PPO bug: States' values aren't counted if the next action terminates the episode?

I have a question that should be very straightforward, but is causing me a surprising amount of difficulty, perhaps because I’ve missed something important. I’ve created a very simple environment consisting of two timesteps, followed by a reward, and am trying to train PPO to predict value accurately on this environment with lambda=0.

State A -action-> State B -action-> reward+termination

Code reproducing a run of two episodes of this environment under PPO is below:

episode_lens = [3, 3]
vfps = [0.0, 0.95, 0.95, 0.0, 0.95, 0.95]
rewards = [ 0.0, 1.0,  0.0,  0.0,  1.0,  0.0]
terminateds = [False,  True,  True, False,  True,  True]
truncateds = [False, False, False, False, False, False]
gamma = 0.99
lambda_ = 0.0

compute_value_targets(
    values=vfps,
    rewards=unpad_data_if_necessary(
        episode_lens,
        np.array(rewards),
    ),
    terminateds=unpad_data_if_necessary(
        episode_lens,
        np.array(terminateds),
    ),
    truncateds=unpad_data_if_necessary(
        episode_lens,
        np.array(truncateds),
    ),
    gamma=gamma,
    lambda_=lambda_,
)

(The extra timestep at the end of each episode is added by AddOneTsToEpisodesAndTruncate)

Code output:

array([0., 1., 0., 0., 1., 0.], dtype=float32)

Shouldn’t the value target at positions 0 and 3 be equal to gamma*0.95 instead of zero? Setting lambda_ = 0 should cause the value targets to be set purely based on next state value, if I understand properly.

Looking deeper into the code, should AddOneTsToEpisodesAndTruncate remove the terminated flag from the timesteps before the new one that it adds? For example, suppose the following environment:

A -(+0.0)-> B -(+0.0)-> C -(+1.0)-> TERMINATE 
  -(+0.0)-> TERMINATE

The value function, with lambda set to zero, would converge to:

V(A) = 0.0
V(B) = 0.0
V(C) = 1.0

I would expect value bootstrapping, run correctly in conjunction with a random policy, to converge to:

V(A) = gamma**2 / 2
V(B) = gamma
V(C) = 1.0

This discrepancy seems to mean that a PPO agent trained on this environment would fail to converge, because the advantage of reaching state B instead of terminating would be zero.

Am I misunderstanding something about the implementation, or is this a bug?

Your understanding is correct: with λ=0, value targets should be set to the next state’s value prediction (bootstrapping), i.e., target = reward + γ * V(next_state), except at true terminals where the target should be just the reward. However, the output you observe ([0., 1., 0., 0., 1., 0.]) is due to how the terminateds flag is handled: the extra timestep added by AddOneTsToEpisodesAndTruncate does not alter the terminateds flag of the preceding timestep, so the timestep before the artificial one is still marked as terminated. This causes the value target at that position to be set to zero, not to γ * V(next_state), which is not the expected behavior for λ=0 bootstrapping.

This is a known subtlety: the connector does not remove the terminated flag from the penultimate timestep, so the value target calculation treats it as a terminal, not as a state to be bootstrapped from the artificial timestep. As a result, the value targets at those positions are zero, not γ * V(next_state). This can indeed prevent PPO from learning the correct value function in such short, deterministic environments. For more, see the implementation and comments in add_one_ts_to_episodes_and_truncate and compute_value_targets. Would you like a step-by-step breakdown of the value target computation for your example?

Sources:

Hint: Mention @RunLLM in the post for followups.

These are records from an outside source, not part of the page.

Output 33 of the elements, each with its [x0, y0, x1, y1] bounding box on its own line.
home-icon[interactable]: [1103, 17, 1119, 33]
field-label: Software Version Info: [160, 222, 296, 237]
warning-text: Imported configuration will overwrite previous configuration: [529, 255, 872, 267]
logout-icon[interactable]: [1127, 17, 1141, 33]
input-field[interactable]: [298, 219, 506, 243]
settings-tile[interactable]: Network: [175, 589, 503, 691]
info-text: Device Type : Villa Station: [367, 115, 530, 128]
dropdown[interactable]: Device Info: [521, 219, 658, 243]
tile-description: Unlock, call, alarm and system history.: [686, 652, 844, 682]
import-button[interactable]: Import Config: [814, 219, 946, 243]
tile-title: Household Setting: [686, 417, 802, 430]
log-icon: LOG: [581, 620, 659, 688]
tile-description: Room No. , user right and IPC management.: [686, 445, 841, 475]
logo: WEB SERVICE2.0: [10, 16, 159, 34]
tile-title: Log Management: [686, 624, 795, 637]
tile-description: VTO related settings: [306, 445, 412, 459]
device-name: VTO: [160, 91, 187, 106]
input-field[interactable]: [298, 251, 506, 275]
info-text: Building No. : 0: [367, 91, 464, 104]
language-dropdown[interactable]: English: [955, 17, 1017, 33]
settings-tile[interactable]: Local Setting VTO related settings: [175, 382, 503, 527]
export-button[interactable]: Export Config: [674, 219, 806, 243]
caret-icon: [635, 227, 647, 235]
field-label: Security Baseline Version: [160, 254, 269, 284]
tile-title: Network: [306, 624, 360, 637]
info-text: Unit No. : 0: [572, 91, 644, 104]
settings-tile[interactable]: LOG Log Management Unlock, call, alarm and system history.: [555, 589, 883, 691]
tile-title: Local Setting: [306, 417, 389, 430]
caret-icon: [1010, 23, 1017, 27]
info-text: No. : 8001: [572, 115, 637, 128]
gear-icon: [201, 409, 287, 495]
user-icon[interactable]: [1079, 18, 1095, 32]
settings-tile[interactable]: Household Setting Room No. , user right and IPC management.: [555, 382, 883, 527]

The LLM just described how the code is currently implemented (with a few issues; I was not asking about bootstrapping from the artificial last timestep, but from the true one), which doesn’t really answer what I’m asking, but the use of “known subtlety” is interesting. Is this the desired behavior (and, if so, what’s the intended way to solve environments with terminal rewards, assuming I wish to use pure value bootstrapping rather than reward discounting to calculate my VTs?), or was the phrasing there just a hallucination?

A more detailed self-contained example can be found here, complete with outputs demonstrating the value bootstrapping issue. It seems to break PPO for any environment with a terminal reward when _lambda is set to zero.

As best I can tell, the issue can be fixed by altering the following line in AddOneTsToEpisodesAndTruncate:

terminateds = (
                [False for _ in range(len_ - 1)]
                #+ [bool(sa_episode.is_terminated)]
                + [False] # FIX: Setting to true if terminated causes last-step rewards to be ignored!
                + [True]  # extra timestep
            )

Can a team member tell me if this fix has other consequences? I’ve thought a bit about it and it doesn’t seem to, as long as the terminated flag is only used in value target calculation.